US officials, however, the same day warned at the United Nations that putting the resolution to a Security Council vote would "complicate" peace efforts.

While the US has still not said though whether it would veto the measure, Israeli media has said indications are that the resolution will be quashed.

The draft resolution against Israel's building in the occupied territories and East Jerusalem was formally put to the 15-member council on Tuesday night with Lebanon, Brazil and South Africa as the council sponsors.

The council is meeting for talk on the Middle East, and focus is expected to be on developments in Lebanon and Tunisia, nations whose governments collapsed in the previous weeks.

A date for discussion of the draft resolution, which seeks a UN condemnation of settlement building in occupied Palestinian areas, has yet to be set, and no vote is expected for several days, possibly weeks.

Shaath, however, was optimistic, saying that given the US stance on settlements, the repeated calls by the US administration and even US President Barack Obama himself, would make it "extremely difficult for the US to use the veto," given that the resolution echoed the same sentiments.

Palestinian ambassador to the UN Ryad Mansour said the resolution would help revive direct talks, which stalled after Israel revved up settlement construction in the wake of a moratorium that ended 26 September.

"There are a lot of political activities in all corners of the globe, in all capitals," Mansour told reporters. "Our objective is to remove this obstacle from the process of negotiations."

"We are working very hard with all Security Council members, including the United States of America, to succeed in having the council adopt this draft resolution," he said. "That would send a very powerful message to the occupying power, to Israel, to listen."

Shaath said that consultations ahead of the tabling of the resolution had gone well, saying "there is not one single country that opposes this resolution," and asked the French delegation publicly, "would a nation oppose a resolution that expresses official what leaders have repeated again and again about settlements?"

The negotiations official said that he believed, based on the strong rhetoric used by the US, the EU, Russia, the International Quartet and South American nations, that support would be granted. "They say settlements are illegitimate and an obstacle facing the peace process and must be stopped," he explained, adding that "this resolution can accomplish that."

US not keen on resolution

"We believe that continued settlement expansion is corrosive, not only to peace efforts and the two state solution but to Israel's future itself," US deputy ambassador Rosemary DiCarlo told a Security Council meeting on the Middle East.

"As we have consistently said, permanent status issues can be resolved only through negotiations between the parties and not by recourse to the Security Council.

"We therefore consistently oppose attempts to take these issues to this council and will continue to do so as such action moves us no closer to the goal of a negotiated final settlement."

DiCarlo said a council resolution "would only complicate efforts to achieve that goal."

US officials are still refusing to say whether the United States would use its traditional veto of resolutions against Israel.

"I'm not going to speculate on what happens from this point forward," US State Department spokesman P.J. Crowley said Tuesday when asked about a possible US veto.

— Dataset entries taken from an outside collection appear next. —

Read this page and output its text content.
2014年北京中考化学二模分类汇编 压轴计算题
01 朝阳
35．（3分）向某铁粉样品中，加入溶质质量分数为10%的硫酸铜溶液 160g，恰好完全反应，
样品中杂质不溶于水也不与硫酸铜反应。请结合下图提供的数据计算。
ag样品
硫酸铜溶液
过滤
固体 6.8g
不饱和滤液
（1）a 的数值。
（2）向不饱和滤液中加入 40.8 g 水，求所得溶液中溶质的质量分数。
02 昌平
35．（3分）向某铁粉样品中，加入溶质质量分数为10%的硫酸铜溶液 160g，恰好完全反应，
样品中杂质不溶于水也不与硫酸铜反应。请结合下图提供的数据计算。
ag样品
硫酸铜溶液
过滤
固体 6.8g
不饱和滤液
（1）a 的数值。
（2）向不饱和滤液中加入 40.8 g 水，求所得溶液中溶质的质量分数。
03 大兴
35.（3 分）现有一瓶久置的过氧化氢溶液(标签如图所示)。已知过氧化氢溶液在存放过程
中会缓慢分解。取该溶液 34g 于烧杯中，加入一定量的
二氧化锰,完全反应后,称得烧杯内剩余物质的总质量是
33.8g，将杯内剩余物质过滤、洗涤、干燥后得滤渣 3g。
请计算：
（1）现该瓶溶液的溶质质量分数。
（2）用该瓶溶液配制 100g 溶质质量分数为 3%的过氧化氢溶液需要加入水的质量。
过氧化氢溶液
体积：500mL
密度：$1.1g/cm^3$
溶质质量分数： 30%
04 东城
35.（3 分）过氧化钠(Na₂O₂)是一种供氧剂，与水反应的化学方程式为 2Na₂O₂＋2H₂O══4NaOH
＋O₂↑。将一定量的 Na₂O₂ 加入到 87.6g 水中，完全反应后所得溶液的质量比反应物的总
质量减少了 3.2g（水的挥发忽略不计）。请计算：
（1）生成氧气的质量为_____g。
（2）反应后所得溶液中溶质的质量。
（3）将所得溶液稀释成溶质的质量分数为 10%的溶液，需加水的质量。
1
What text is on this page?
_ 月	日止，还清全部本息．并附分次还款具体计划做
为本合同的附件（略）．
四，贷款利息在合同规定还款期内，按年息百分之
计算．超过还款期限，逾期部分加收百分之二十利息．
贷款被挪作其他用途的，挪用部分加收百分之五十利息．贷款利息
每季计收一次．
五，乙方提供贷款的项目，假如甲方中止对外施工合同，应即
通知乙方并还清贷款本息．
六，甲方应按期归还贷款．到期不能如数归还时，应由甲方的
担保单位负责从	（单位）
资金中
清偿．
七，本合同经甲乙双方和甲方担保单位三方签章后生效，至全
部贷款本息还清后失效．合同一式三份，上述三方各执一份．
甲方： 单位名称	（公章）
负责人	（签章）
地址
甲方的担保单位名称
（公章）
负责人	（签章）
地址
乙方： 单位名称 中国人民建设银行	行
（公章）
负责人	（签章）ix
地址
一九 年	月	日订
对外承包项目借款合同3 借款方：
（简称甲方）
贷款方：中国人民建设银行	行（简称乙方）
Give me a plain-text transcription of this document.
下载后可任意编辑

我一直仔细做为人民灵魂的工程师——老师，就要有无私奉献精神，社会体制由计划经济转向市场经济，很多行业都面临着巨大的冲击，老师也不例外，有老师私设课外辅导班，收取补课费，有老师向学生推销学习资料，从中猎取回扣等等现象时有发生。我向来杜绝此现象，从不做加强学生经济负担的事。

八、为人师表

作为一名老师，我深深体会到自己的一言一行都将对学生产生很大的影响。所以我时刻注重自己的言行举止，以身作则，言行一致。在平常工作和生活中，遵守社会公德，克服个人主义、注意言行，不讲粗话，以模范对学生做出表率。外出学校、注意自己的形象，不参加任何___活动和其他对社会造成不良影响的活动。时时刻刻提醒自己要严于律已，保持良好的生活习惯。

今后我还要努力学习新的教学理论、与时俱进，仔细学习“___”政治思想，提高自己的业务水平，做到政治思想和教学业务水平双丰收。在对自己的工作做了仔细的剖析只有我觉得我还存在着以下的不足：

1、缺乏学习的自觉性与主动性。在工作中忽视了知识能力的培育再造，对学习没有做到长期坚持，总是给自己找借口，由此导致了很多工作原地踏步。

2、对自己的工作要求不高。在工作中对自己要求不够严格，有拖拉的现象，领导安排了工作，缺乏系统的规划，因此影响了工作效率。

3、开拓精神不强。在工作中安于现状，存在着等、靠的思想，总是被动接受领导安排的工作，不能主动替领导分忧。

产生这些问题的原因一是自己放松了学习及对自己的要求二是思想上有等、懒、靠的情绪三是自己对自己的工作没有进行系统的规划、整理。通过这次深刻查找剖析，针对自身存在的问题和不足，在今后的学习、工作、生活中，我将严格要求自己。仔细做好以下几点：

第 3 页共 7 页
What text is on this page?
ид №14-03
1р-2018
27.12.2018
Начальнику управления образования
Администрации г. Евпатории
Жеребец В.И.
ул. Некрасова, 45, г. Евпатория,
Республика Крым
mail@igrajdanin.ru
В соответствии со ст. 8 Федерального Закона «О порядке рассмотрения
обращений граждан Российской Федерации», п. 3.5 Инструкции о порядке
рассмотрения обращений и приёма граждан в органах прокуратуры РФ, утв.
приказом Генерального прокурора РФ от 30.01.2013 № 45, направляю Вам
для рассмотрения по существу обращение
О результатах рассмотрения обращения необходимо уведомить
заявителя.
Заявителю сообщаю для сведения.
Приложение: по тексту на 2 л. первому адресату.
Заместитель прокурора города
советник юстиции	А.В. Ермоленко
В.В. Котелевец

US officials at the United Nations added nothing to that.

The United States is alone among the five permanent veto-wielding members of the Security Council in opposing the resolution.

The other four -- Britain, China, France and Russia -- have all indicated they would probably vote for the resolution, diplomats said.

The diplomatic Quartet on the Middle East -- the United States, Russia, United Nations and European Union -- are to meet in Munich on February 5. Some diplomats said the fate of the resolution may only be decided after that.

The resolution is one prong of a new diplomatic offensive by the Palestinian Authority. It has now secured recognition from 107 countries and Mansour said he was confident that two thirds of the 192 UN members would "shortly" be signed up.

No Israeli diplomats were at Wednesday's Security Council debate because of a strike by Israeli foreign ministry staff.